Di antara mata uang Eropa, franc Swiss melemah terhadap dolar AS. Pasangan dolar AS/franc naik dari 0,7832 menjadi 0,7873. Pada grafik harian, harga telah berpindah dari di bawah 20MA ke di atasnya. Pada grafik 4 jam, harga telah menembus 200EMA yang sebelumnya menjadi level resistensi dengan tubuh candle, sementara pada grafik harian, harga telah naik selama tiga hari berturut-turut dan menembus 20MA dengan tubuh candle.Pada grafik mingguan, harga telah kembali dari level di bawah 20MA ke tepat di bawah 20MA.
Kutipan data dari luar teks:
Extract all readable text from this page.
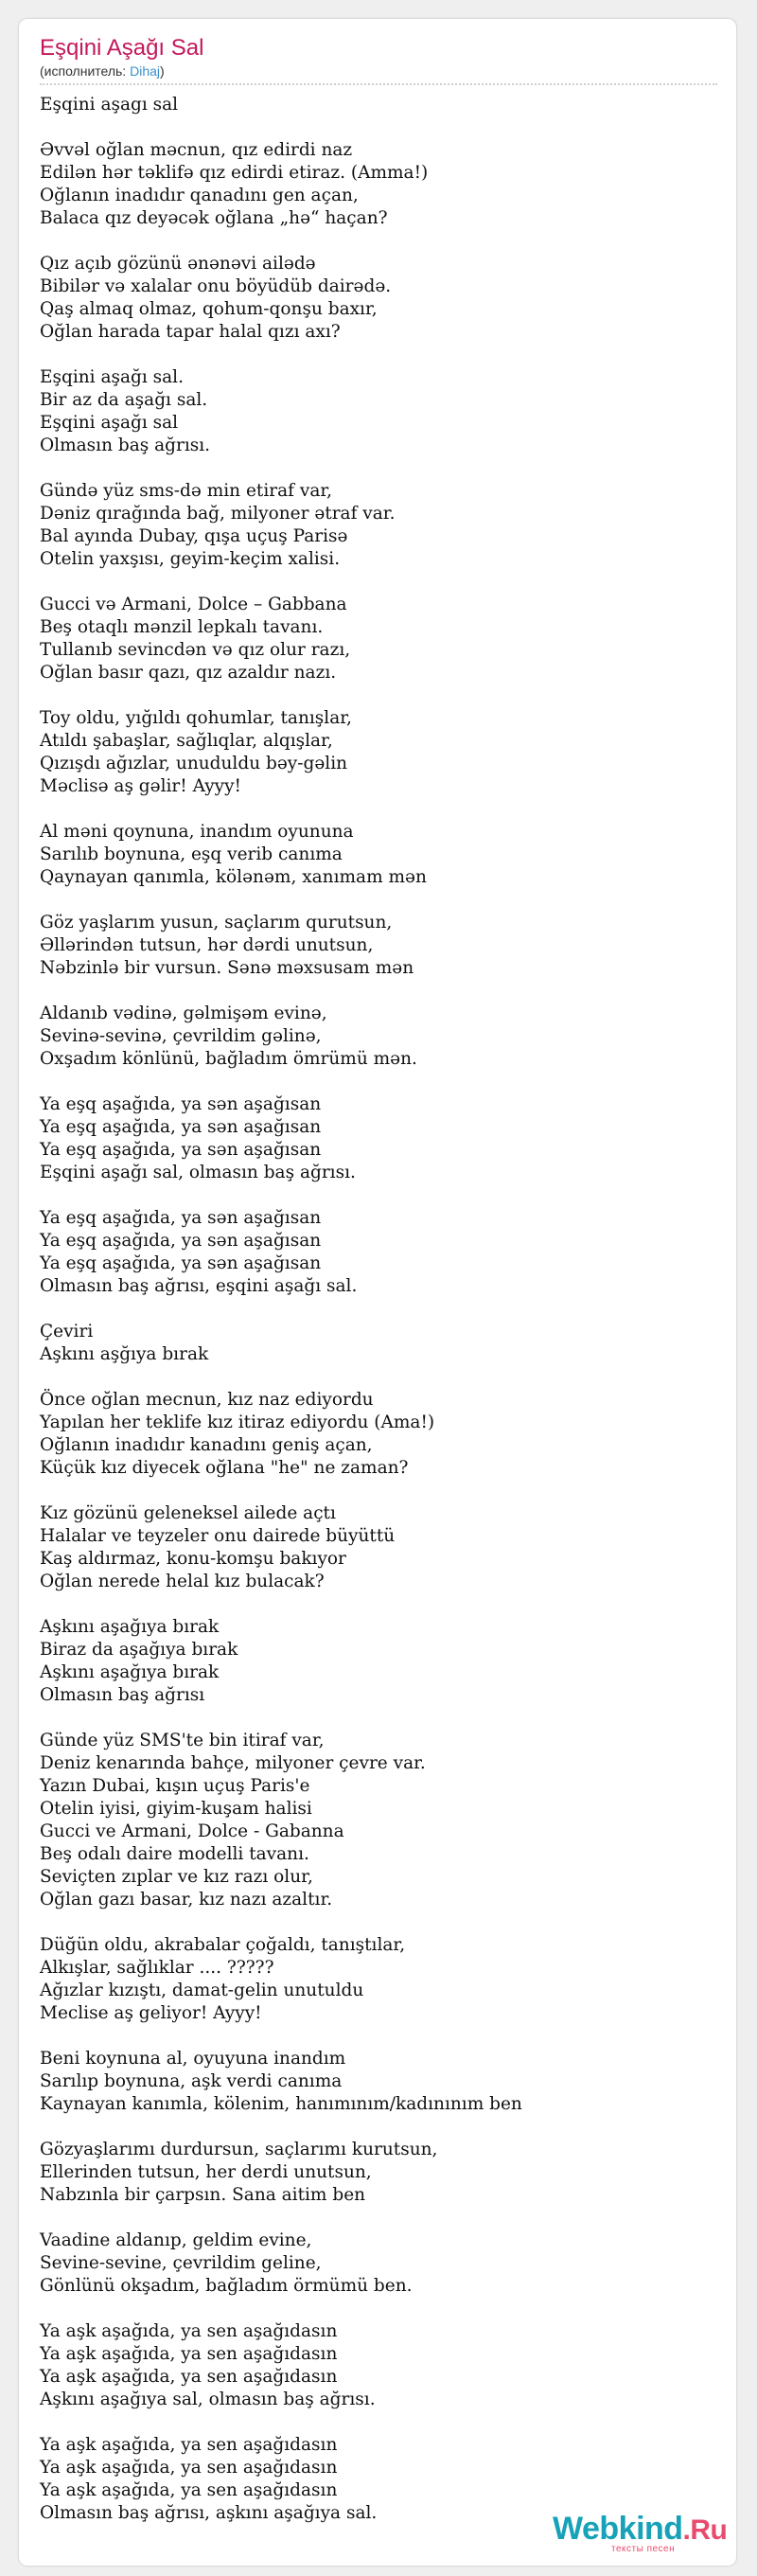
Eşqini Aşağı Sal
(исполнитель: Dihaj)
Eşqini aşagı sal
Əvvəl oğlan məcnun, qız edirdi naz
Edilən hər təklifə qız edirdi etiraz. (Amma!)
Oğlanın inadıdır qanadını gen açan,
Balaca qız deyəcək oğlana „hə“ haçan?
Qız açıb gözünü ənənəvi ailədə
Bibilər və xalalar onu böyüdüb dairədə.
Qaş almaq olmaz, qohum-qonşu baxır,
Oğlan harada tapar halal qızı axı?
Eşqini aşağı sal.
Bir az da aşağı sal.
Eşqini aşağı sal
Olmasın baş ağrısı.
Gündə yüz sms-də min etiraf var,
Dəniz qırağında bağ, milyoner ətraf var.
Bal ayında Dubay, qışa uçuş Parisə
Otelin yaxşısı, geyim-keçim xalisi.
Gucci və Armani, Dolce – Gabbana
Beş otaqlı mənzil lepkalı tavanı.
Tullanıb sevincdən və qız olur razı,
Oğlan basır qazı, qız azaldır nazı.
Toy oldu, yığıldı qohumlar, tanışlar,
Atıldı şabaşlar, sağlıqlar, alqışlar,
Qızışdı ağızlar, unuduldu bəy-gəlin
Məclisə aş gəlir! Ayyy!
Al məni qoynuna, inandım oyununa
Sarılıb boynuna, eşq verib canıma
Qaynayan qanımla, kölənəm, xanımam mən
Göz yaşlarım yusun, saçlarım qurutsun,
Əllərindən tutsun, hər dərdi unutsun,
Nəbzinlə bir vursun. Sənə məxsusam mən
Aldanıb vədinə, gəlmişəm evinə,
Sevinə-sevinə, çevrildim gəlinə,
Oxşadım könlünü, bağladım ömrümü mən.
Ya eşq aşağıda, ya sən aşağısan
Ya eşq aşağıda, ya sən aşağısan
Ya eşq aşağıda, ya sən aşağısan
Eşqini aşağı sal, olmasın baş ağrısı.
Ya eşq aşağıda, ya sən aşağısan
Ya eşq aşağıda, ya sən aşağısan
Ya eşq aşağıda, ya sən aşağısan
Olmasın baş ağrısı, eşqini aşağı sal.
Çeviri
Aşkını aşğıya bırak
Önce oğlan mecnun, kız naz ediyordu
Yapılan her teklife kız itiraz ediyordu (Ama!)
Oğlanın inadıdır kanadını geniş açan,
Küçük kız diyecek oğlana "he" ne zaman?
Kız gözünü geleneksel ailede açtı
Halalar ve teyzeler onu dairede büyüttü
Kaş aldırmaz, konu-komşu bakıyor
Oğlan nerede helal kız bulacak?
Aşkını aşağıya bırak
Biraz da aşağıya bırak
Aşkını aşağıya bırak
Olmasın baş ağrısı
Günde yüz SMS'te bin itiraf var,
Deniz kenarında bahçe, milyoner çevre var.
Yazın Dubai, kışın uçuş Paris'e
Otelin iyisi, giyim-kuşam halisi
Gucci ve Armani, Dolce - Gabanna
Beş odalı daire modelli tavanı.
Seviçten zıplar ve kız razı olur,
Oğlan gazı basar, kız nazı azaltır.
Düğün oldu, akrabalar çoğaldı, tanıştılar,
Alkışlar, sağlıklar .... ?????
Ağızlar kızıştı, damat-gelin unutuldu
Meclise aş geliyor! Ayyy!
Beni koynuna al, oyuyuna inandım
Sarılıp boynuna, aşk verdi canıma
Kaynayan kanımla, kölenim, hanımınım/kadınınım ben
Gözyaşlarımı durdursun, saçlarımı kurutsun,
Ellerinden tutsun, her derdi unutsun,
Nabzınla bir çarpsın. Sana aitim ben
Vaadine aldanıp, geldim evine,
Sevine-sevine, çevrildim geline,
Gönlünü okşadım, bağladım örmümü ben.
Ya aşk aşağıda, ya sen aşağıdasın
Ya aşk aşağıda, ya sen aşağıdasın
Ya aşk aşağıda, ya sen aşağıdasın
Aşkını aşağıya sal, olmasın baş ağrısı.
Ya aşk aşağıda, ya sen aşağıdasın
Ya aşk aşağıda, ya sen aşağıdasın
Ya aşk aşağıda, ya sen aşağıdasın
Olmasın baş ağrısı, aşkını aşağıya sal.	Webkind.Ru
тексты песен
Indikator hari ini meliputi: Survei Keyakinan Konsumen GFK Inggris pada pukul 08.01, Indeks Harga Konsumen (CPI) Jepang pada pukul 08.30, Indeks Harga Jasa Korporasi Jepang pada pukul 08.50, Penjualan Ritel Inggris pada pukul 15.00,pukul 15:45 Indeks Keyakinan Konsumen Prancis, pukul 17:00 Indeks Sentimen Bisnis IFO Jerman, pernyataan Gubernur SNB Swiss Schlegel, pukul 21:30 Penjualan Ritel Kanada, dan pukul 23:00 Indeks Keyakinan Konsumen Universitas Michigan AS. Perlu diperhatikan potensi kenaikan lebih lanjut dari pasangan mata uang USD/CHF yang telah menguat.